Vascular effects of piretanide. Studies on extrarenal action in several animal models.

4-Phenoxy-3-(1-pyrrolidinyl)-5-sulfamoyl benzoic acid (piretanide, Arelix) was studied for its vasoactive effects in several experimental models. In rat and rabbit thoracic aorta strips, piretanide dose-dependently attenuated contractions induced by norepinephrine (noradrenaline). When contractions were induced by KCl no concentration response curve could be established. Piretanide inhibited the vasoconstrictor response to norepinephrine and to KCl in the rat mesenteric vascular bed.

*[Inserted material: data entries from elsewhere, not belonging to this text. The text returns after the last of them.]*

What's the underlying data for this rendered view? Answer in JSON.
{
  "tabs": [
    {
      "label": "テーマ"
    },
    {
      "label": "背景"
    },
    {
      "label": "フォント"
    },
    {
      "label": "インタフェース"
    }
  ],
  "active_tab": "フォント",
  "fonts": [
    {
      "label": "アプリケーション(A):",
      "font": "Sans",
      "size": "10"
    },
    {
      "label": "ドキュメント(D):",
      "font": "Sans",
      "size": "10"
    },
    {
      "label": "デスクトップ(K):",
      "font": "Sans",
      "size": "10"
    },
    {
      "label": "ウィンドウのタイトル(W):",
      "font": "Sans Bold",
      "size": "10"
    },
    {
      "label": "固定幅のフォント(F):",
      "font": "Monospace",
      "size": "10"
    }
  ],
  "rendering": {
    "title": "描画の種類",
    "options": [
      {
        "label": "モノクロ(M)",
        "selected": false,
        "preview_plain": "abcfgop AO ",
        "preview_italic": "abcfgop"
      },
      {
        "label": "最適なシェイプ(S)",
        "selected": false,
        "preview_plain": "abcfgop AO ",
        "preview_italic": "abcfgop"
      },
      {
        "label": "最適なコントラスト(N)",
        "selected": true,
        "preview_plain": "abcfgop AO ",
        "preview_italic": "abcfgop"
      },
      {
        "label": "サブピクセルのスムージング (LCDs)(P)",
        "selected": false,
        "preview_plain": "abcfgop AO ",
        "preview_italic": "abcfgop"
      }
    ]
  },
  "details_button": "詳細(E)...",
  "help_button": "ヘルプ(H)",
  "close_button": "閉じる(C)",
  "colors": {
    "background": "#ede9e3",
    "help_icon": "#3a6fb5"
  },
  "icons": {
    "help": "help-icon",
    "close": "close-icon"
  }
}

IC50's of 0.5 mmol/l and 4.9 mmol/l, resp., were calculated. In bovine coronary artery strips piretanide caused a marked relaxation. The vasoconstrictor response to PGE2 in piretanide superfused preparations was attenuated in a concentration related manner. Infusion of piretanide (1 mg X ml-1 X min-1) in the isolated guinea pig heart produced a reversible increase of coronary flow. In both normotensive and spontaneously hypertensive bilaterally nephrectomized pithed rats piretanide caused a significant reduction of diastolic blood pressure. The results contribute to the understanding of the antihypertensive effect of piretanide.